Estimates of U ingestion by residents of Caetité are three orders of magnitude higher than worldwide average ingestion, a circumstance strongly suggesting that food and water from this Uranium-rich region would exhibit high levels of contamination.

Uranium transfer coefficients of bones and kidneys saturate for the estimated ingestion range (2 – 12mg-U/d), a strong indication that Uranium ingestion rates by Caetité residents are very high.

Effective internal doses are from one (in blood) to three (in skeleton and kidneys) orders of magnitude higher than the background doses.

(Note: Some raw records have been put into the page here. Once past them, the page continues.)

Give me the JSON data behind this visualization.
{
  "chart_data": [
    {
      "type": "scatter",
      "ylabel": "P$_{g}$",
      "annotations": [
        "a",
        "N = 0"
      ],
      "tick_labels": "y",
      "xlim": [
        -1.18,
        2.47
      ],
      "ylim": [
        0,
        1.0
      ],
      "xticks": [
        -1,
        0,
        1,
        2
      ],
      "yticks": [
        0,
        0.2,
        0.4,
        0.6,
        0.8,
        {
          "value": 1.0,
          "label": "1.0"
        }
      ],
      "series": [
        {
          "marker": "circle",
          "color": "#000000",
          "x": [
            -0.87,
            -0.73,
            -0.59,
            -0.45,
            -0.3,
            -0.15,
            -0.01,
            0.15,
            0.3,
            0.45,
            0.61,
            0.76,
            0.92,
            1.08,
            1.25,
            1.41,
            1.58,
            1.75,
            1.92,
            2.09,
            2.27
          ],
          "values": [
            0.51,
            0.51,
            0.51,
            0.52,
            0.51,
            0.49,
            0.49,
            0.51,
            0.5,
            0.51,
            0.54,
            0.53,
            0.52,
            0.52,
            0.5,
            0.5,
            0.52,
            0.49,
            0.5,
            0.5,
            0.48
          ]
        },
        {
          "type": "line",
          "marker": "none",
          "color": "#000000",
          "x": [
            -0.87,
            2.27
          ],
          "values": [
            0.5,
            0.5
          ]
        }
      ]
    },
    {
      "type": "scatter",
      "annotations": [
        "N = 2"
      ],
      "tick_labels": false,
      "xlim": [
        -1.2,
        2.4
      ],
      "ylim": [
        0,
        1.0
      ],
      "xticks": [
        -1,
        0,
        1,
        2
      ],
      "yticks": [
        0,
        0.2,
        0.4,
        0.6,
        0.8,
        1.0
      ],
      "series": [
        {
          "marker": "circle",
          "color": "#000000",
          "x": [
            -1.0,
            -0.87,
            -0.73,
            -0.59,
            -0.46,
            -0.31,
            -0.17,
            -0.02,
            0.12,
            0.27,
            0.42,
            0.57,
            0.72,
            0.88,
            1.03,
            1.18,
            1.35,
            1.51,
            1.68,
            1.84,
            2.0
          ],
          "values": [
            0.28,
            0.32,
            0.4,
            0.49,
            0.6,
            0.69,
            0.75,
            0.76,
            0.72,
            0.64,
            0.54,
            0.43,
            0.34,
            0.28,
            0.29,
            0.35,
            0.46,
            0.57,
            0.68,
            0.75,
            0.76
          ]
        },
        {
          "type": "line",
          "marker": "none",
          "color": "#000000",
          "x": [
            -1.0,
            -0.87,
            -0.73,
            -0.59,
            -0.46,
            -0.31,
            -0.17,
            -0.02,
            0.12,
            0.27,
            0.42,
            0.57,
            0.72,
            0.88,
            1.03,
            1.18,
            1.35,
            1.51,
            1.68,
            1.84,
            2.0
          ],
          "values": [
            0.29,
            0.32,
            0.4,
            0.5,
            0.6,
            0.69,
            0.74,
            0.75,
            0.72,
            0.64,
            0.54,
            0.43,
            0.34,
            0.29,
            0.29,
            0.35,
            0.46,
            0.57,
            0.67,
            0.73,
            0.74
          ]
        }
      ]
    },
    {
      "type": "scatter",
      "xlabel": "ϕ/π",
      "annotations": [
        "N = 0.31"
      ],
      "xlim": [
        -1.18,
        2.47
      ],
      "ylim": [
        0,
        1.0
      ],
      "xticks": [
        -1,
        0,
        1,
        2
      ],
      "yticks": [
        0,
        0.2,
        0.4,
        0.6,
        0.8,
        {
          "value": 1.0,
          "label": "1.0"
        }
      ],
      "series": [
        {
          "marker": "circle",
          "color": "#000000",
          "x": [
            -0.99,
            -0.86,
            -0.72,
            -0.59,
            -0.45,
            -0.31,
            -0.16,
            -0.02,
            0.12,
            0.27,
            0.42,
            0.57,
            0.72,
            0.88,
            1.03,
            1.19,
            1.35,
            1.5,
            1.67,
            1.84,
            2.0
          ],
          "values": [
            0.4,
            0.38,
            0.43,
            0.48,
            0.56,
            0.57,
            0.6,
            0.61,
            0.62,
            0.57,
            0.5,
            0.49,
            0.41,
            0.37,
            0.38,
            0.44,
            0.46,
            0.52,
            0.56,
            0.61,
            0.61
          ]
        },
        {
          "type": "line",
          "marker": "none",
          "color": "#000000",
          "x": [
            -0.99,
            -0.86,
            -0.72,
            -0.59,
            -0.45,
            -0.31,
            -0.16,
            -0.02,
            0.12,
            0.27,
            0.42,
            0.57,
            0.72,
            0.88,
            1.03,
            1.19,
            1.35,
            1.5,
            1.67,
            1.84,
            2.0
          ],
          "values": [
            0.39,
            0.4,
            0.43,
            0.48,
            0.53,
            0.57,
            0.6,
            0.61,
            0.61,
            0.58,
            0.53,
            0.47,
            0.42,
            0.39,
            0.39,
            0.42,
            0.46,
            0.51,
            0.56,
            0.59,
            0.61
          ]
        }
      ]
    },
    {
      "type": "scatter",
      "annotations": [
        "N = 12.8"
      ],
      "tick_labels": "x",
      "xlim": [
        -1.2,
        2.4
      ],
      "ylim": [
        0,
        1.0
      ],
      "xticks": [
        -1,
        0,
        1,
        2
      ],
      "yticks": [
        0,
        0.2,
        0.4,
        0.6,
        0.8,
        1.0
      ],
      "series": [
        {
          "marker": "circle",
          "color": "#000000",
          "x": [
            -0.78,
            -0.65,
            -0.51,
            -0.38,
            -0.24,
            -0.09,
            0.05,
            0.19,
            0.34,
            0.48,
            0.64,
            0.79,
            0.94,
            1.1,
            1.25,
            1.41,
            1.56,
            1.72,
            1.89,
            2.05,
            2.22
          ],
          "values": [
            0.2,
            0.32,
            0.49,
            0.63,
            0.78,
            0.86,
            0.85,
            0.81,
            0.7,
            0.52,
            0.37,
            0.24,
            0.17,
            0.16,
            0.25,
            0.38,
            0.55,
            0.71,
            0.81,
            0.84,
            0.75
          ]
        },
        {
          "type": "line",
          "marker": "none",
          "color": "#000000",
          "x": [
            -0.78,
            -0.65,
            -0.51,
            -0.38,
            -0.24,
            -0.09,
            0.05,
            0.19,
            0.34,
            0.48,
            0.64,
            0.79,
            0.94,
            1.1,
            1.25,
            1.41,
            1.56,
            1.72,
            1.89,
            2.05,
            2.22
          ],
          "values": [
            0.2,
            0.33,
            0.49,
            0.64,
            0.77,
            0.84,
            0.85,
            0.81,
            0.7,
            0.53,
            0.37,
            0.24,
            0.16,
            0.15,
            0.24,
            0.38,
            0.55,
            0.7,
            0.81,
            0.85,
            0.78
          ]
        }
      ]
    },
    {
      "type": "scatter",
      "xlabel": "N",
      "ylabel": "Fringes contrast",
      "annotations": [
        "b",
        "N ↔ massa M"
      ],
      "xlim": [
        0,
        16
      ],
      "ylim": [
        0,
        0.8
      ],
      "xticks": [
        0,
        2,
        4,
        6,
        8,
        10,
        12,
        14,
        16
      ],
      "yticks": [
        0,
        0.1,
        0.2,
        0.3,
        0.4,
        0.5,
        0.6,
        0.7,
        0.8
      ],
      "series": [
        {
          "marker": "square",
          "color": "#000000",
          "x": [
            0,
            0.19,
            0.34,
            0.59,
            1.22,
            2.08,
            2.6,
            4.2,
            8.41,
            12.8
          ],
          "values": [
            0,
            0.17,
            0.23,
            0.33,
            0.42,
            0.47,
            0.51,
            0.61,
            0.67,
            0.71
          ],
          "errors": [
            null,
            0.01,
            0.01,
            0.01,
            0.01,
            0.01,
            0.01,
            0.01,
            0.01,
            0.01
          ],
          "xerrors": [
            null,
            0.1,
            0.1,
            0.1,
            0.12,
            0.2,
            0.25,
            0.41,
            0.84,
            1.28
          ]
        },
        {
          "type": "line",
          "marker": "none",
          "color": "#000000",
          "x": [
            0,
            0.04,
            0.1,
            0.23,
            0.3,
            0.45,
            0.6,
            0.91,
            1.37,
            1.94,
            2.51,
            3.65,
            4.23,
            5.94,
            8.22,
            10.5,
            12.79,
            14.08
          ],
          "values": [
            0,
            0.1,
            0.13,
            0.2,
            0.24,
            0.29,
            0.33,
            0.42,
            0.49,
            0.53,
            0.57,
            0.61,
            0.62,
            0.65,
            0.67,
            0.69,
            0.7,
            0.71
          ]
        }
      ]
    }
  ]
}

Such a circumstance could lead to serious health problems as neoplasia.

As a byproduct, this work could subside further studies toward the identification of the driving factors in environmental pollution, associated with possible risks to the public health.

The authors acknowledge the Brazilian Agencies FAPESP and CNPq for partially supporting this work.